La chef de la diplomatie européenne Catherine Ashton a assuré mardi Mohamed Morsi, gardé au secret par l'armée égyptienne depuis près d'un mois, allait «bien», peu avant de nouvelles manifestations des islamistes prévues dans l'après-midi pour réclamer le retour du président déchu.

«M. Morsi va bien» et il a «accès aux informations», notamment via la télévision et les journaux, a-t-elle déclaré au Caire après avoir rencontré durant la nuit l'ex-chef d'État islamiste pendant deux heures.

Mme Ashton s'est refusée à donner des détails sur le contenu de ces discussions «franches» et «amicales» ainsi que sur la localisation de M. Morsi arrêté lors de sa destitution le 3 juillet par l'armée, après de grandes manifestations réclamant son départ.

Alors que M. Morsi n'avait jusque-là officiellement reçu aucune visite, y compris de sa famille, Mme Ashton avait embarqué à bord d'un hélicoptère dans la nuit pour rejoindre son lieu de détention.

L'ex-président n'est plus apparu en public depuis sa déposition.

Mme Ashton a dit travailler à «faciliter l'échange d'idées» entre les parties pour sortir de l'impasse politique, même si elle a démenti venir avec un plan ou une initiative européenne particulière.

Mme Ashton, qui a multiplié les rencontres avec les acteurs politiques de tous bords, a ajouté qu'elle était venue «pour voir ce qu'un terrain d'entente pourrait être» et «essayer de trouver des éléments sur lesquels bâtir une certaine confiance».

Elle a toutefois ajouté qu'elle était là «pour aider, pas pour imposer» et que la solution de crise, qui s'est traduite depuis un mois par plus de 300 morts dans des violences à travers le pays, était avant tout de la responsabilité des Égyptiens eux-mêmes.

Mme Ashton est arrivée dimanche au Caire pour promouvoir l'idée d'une transition «incluant toutes les forces politiques», y compris les Frères musulmans, la formation de M. Morsi.

Elle a rencontré lundi les nouveaux dirigeants du pays --notamment le président par intérim Adly Mansour et le puissant chef de l'armée Abdel Fattah al-Sissi-- ainsi que des représentants des formations islamistes.

Elle devait avoir de nouveaux entretiens mardi, et s'est dite prête à revenir en Égypte si nécessaire.

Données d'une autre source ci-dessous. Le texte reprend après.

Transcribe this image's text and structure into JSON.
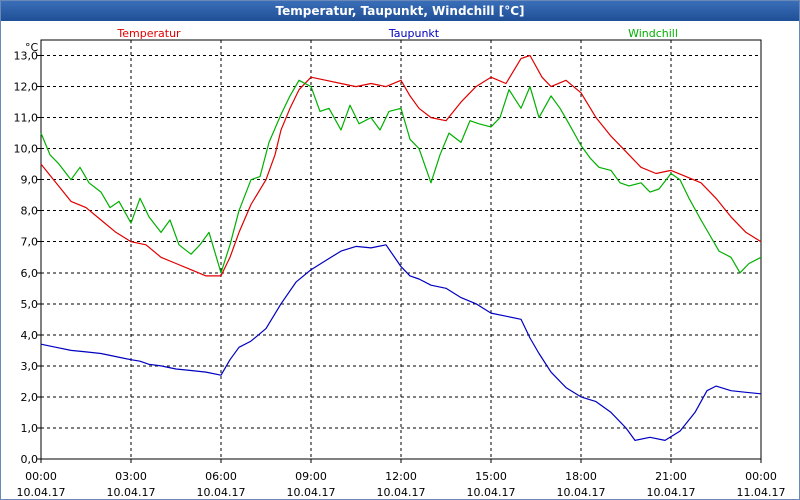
{
  "chart_data": {
    "type": "line",
    "title": "Temperatur, Taupunkt, Windchill [°C]",
    "ylabel": "°C",
    "ylim": [
      0,
      13.5
    ],
    "yticks": [
      "0,0",
      "1,0",
      "2,0",
      "3,0",
      "4,0",
      "5,0",
      "6,0",
      "7,0",
      "8,0",
      "9,0",
      "10,0",
      "11,0",
      "12,0",
      "13,0"
    ],
    "xlim": [
      0,
      24
    ],
    "xticks": [
      {
        "time": "00:00",
        "date": "10.04.17"
      },
      {
        "time": "03:00",
        "date": "10.04.17"
      },
      {
        "time": "06:00",
        "date": "10.04.17"
      },
      {
        "time": "09:00",
        "date": "10.04.17"
      },
      {
        "time": "12:00",
        "date": "10.04.17"
      },
      {
        "time": "15:00",
        "date": "10.04.17"
      },
      {
        "time": "18:00",
        "date": "10.04.17"
      },
      {
        "time": "21:00",
        "date": "10.04.17"
      },
      {
        "time": "00:00",
        "date": "11.04.17"
      }
    ],
    "grid": true,
    "series": [
      {
        "name": "Temperatur",
        "color": "#e00000",
        "points": [
          [
            0,
            9.5
          ],
          [
            0.5,
            8.9
          ],
          [
            1,
            8.3
          ],
          [
            1.5,
            8.1
          ],
          [
            2,
            7.7
          ],
          [
            2.5,
            7.3
          ],
          [
            3,
            7.0
          ],
          [
            3.5,
            6.9
          ],
          [
            4,
            6.5
          ],
          [
            4.5,
            6.3
          ],
          [
            5,
            6.1
          ],
          [
            5.5,
            5.9
          ],
          [
            6,
            5.9
          ],
          [
            6.3,
            6.5
          ],
          [
            6.6,
            7.3
          ],
          [
            7,
            8.2
          ],
          [
            7.5,
            9.0
          ],
          [
            7.8,
            9.8
          ],
          [
            8,
            10.6
          ],
          [
            8.3,
            11.3
          ],
          [
            8.6,
            11.9
          ],
          [
            9,
            12.3
          ],
          [
            9.5,
            12.2
          ],
          [
            10,
            12.1
          ],
          [
            10.5,
            12.0
          ],
          [
            11,
            12.1
          ],
          [
            11.5,
            12.0
          ],
          [
            12,
            12.2
          ],
          [
            12.3,
            11.7
          ],
          [
            12.6,
            11.3
          ],
          [
            13,
            11.0
          ],
          [
            13.5,
            10.9
          ],
          [
            14,
            11.5
          ],
          [
            14.5,
            12.0
          ],
          [
            15,
            12.3
          ],
          [
            15.5,
            12.1
          ],
          [
            16,
            12.9
          ],
          [
            16.3,
            13.0
          ],
          [
            16.7,
            12.3
          ],
          [
            17,
            12.0
          ],
          [
            17.5,
            12.2
          ],
          [
            18,
            11.8
          ],
          [
            18.5,
            11.0
          ],
          [
            19,
            10.4
          ],
          [
            19.5,
            9.9
          ],
          [
            20,
            9.4
          ],
          [
            20.5,
            9.2
          ],
          [
            21,
            9.3
          ],
          [
            21.5,
            9.1
          ],
          [
            22,
            8.9
          ],
          [
            22.5,
            8.4
          ],
          [
            23,
            7.8
          ],
          [
            23.5,
            7.3
          ],
          [
            24,
            7.0
          ]
        ]
      },
      {
        "name": "Taupunkt",
        "color": "#0000c0",
        "points": [
          [
            0,
            3.7
          ],
          [
            0.5,
            3.6
          ],
          [
            1,
            3.5
          ],
          [
            1.5,
            3.45
          ],
          [
            2,
            3.4
          ],
          [
            2.5,
            3.3
          ],
          [
            3,
            3.2
          ],
          [
            3.3,
            3.15
          ],
          [
            3.6,
            3.05
          ],
          [
            4,
            3.0
          ],
          [
            4.5,
            2.9
          ],
          [
            5,
            2.85
          ],
          [
            5.5,
            2.8
          ],
          [
            6,
            2.7
          ],
          [
            6.3,
            3.2
          ],
          [
            6.6,
            3.6
          ],
          [
            7,
            3.8
          ],
          [
            7.5,
            4.2
          ],
          [
            8,
            5.0
          ],
          [
            8.5,
            5.7
          ],
          [
            9,
            6.1
          ],
          [
            9.5,
            6.4
          ],
          [
            10,
            6.7
          ],
          [
            10.5,
            6.85
          ],
          [
            11,
            6.8
          ],
          [
            11.5,
            6.9
          ],
          [
            12,
            6.2
          ],
          [
            12.3,
            5.9
          ],
          [
            12.6,
            5.8
          ],
          [
            13,
            5.6
          ],
          [
            13.5,
            5.5
          ],
          [
            14,
            5.2
          ],
          [
            14.5,
            5.0
          ],
          [
            15,
            4.7
          ],
          [
            15.5,
            4.6
          ],
          [
            16,
            4.5
          ],
          [
            16.3,
            3.9
          ],
          [
            16.6,
            3.4
          ],
          [
            17,
            2.8
          ],
          [
            17.5,
            2.3
          ],
          [
            18,
            2.0
          ],
          [
            18.5,
            1.85
          ],
          [
            19,
            1.5
          ],
          [
            19.5,
            1.0
          ],
          [
            19.8,
            0.6
          ],
          [
            20.3,
            0.7
          ],
          [
            20.8,
            0.6
          ],
          [
            21.3,
            0.9
          ],
          [
            21.8,
            1.5
          ],
          [
            22.2,
            2.2
          ],
          [
            22.5,
            2.35
          ],
          [
            23,
            2.2
          ],
          [
            23.5,
            2.15
          ],
          [
            24,
            2.1
          ]
        ]
      },
      {
        "name": "Windchill",
        "color": "#00b000",
        "points": [
          [
            0,
            10.5
          ],
          [
            0.3,
            9.8
          ],
          [
            0.6,
            9.5
          ],
          [
            1,
            9.0
          ],
          [
            1.3,
            9.4
          ],
          [
            1.6,
            8.9
          ],
          [
            2,
            8.6
          ],
          [
            2.3,
            8.1
          ],
          [
            2.6,
            8.3
          ],
          [
            3,
            7.6
          ],
          [
            3.3,
            8.4
          ],
          [
            3.6,
            7.8
          ],
          [
            4,
            7.3
          ],
          [
            4.3,
            7.7
          ],
          [
            4.6,
            6.9
          ],
          [
            5,
            6.6
          ],
          [
            5.3,
            6.9
          ],
          [
            5.6,
            7.3
          ],
          [
            6,
            6.0
          ],
          [
            6.3,
            6.9
          ],
          [
            6.6,
            8.0
          ],
          [
            7,
            9.0
          ],
          [
            7.3,
            9.1
          ],
          [
            7.6,
            10.2
          ],
          [
            8,
            11.1
          ],
          [
            8.3,
            11.7
          ],
          [
            8.6,
            12.2
          ],
          [
            9,
            12.0
          ],
          [
            9.3,
            11.2
          ],
          [
            9.6,
            11.3
          ],
          [
            10,
            10.6
          ],
          [
            10.3,
            11.4
          ],
          [
            10.6,
            10.8
          ],
          [
            11,
            11.0
          ],
          [
            11.3,
            10.6
          ],
          [
            11.6,
            11.2
          ],
          [
            12,
            11.3
          ],
          [
            12.3,
            10.3
          ],
          [
            12.6,
            10.0
          ],
          [
            13,
            8.9
          ],
          [
            13.3,
            9.8
          ],
          [
            13.6,
            10.5
          ],
          [
            14,
            10.2
          ],
          [
            14.3,
            10.9
          ],
          [
            14.6,
            10.8
          ],
          [
            15,
            10.7
          ],
          [
            15.3,
            11.0
          ],
          [
            15.6,
            11.9
          ],
          [
            16,
            11.3
          ],
          [
            16.3,
            12.0
          ],
          [
            16.6,
            11.0
          ],
          [
            17,
            11.7
          ],
          [
            17.3,
            11.3
          ],
          [
            17.6,
            10.8
          ],
          [
            18,
            10.1
          ],
          [
            18.3,
            9.7
          ],
          [
            18.6,
            9.4
          ],
          [
            19,
            9.3
          ],
          [
            19.3,
            8.9
          ],
          [
            19.6,
            8.8
          ],
          [
            20,
            8.9
          ],
          [
            20.3,
            8.6
          ],
          [
            20.6,
            8.7
          ],
          [
            21,
            9.2
          ],
          [
            21.3,
            9.0
          ],
          [
            21.6,
            8.4
          ],
          [
            22,
            7.7
          ],
          [
            22.3,
            7.2
          ],
          [
            22.6,
            6.7
          ],
          [
            23,
            6.5
          ],
          [
            23.3,
            6.0
          ],
          [
            23.6,
            6.3
          ],
          [
            24,
            6.5
          ]
        ]
      }
    ]
  }
}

Les islamistes n'ont pas dévié de leur position de principe, affirmant avoir prévenu la responsable européenne qu'ils poursuivraient leur mobilisation jusqu'au retour du président «légitime», élu à la faveur de la première présidentielle démocratique du pays il y a un an.

La libération de M. Morsi et d'autres responsables des Frères musulmans devrait être «un acquis» avant même le début des discussions et non l'objet des négociations avec les nouvelles autorités, a estimé Amr Darrag, un dirigeant du parti issu de la confrérie.

M. Morsi est par ailleurs sous le coup d'une demande de mise en détention préventive de la part de la justice, qui l'accuse de complicité avec le Hamas palestinien dans des affaires ayant coûté la vie à des policiers égyptiens, notamment lors de son évasion de prison début 2011 pendant la révolte contre le régime de Hosni Moubarak.

Le camp pro-Morsi appelle de nouveau à de grandes manifestations dans l'après-midi, tandis que le pouvoir a multiplié les mises en garde.

Les autorités menacent notamment de disperser par la force ces sit-in islamistes installés depuis un mois dans la capitale, les accusant d'être des foyers de «terrorisme». Elles ont promis des «mesures décisives et fermes» si les manifestants «outrepassaient leur droit à l'expression pacifique».

Ce bras de fer entre armée et pro-Morsi fait redouter de nouveaux bains de sang, notamment après la mort de 81 civils et d'un policier dans des affrontements entre islamistes et forces de l'ordre samedi au Caire.

Les manifestations de mardi, placées sous le slogan «Les martyrs du coup d'État», entendent notamment dénoncer ces violences à proximité de la mosquée Rabaa al-Adawiya, où les pro-Morsi tiennent un sit-in depuis un mois.

Lundi soir, plusieurs milliers de personnes ont marché vers le quartier général de la sécurité nationale au Caire, sans incident. À Ismaïliya (est), en revanche, des heurts entre partisans et adversaires de M. Morsi ont fait 18 blessés, selon les services de sécurité.

Les adversaires de M. Morsi, élu en juin 2012, l'accusent d'avoir gouverné au profit de son seul camp et d'avoir laissé le pays s'enfoncer dans la crise économique. Les manifestations géantes du 30 juin contre lui ont fait perdre sa légitimité et justifient selon eux la décision de l'armée de le renverser.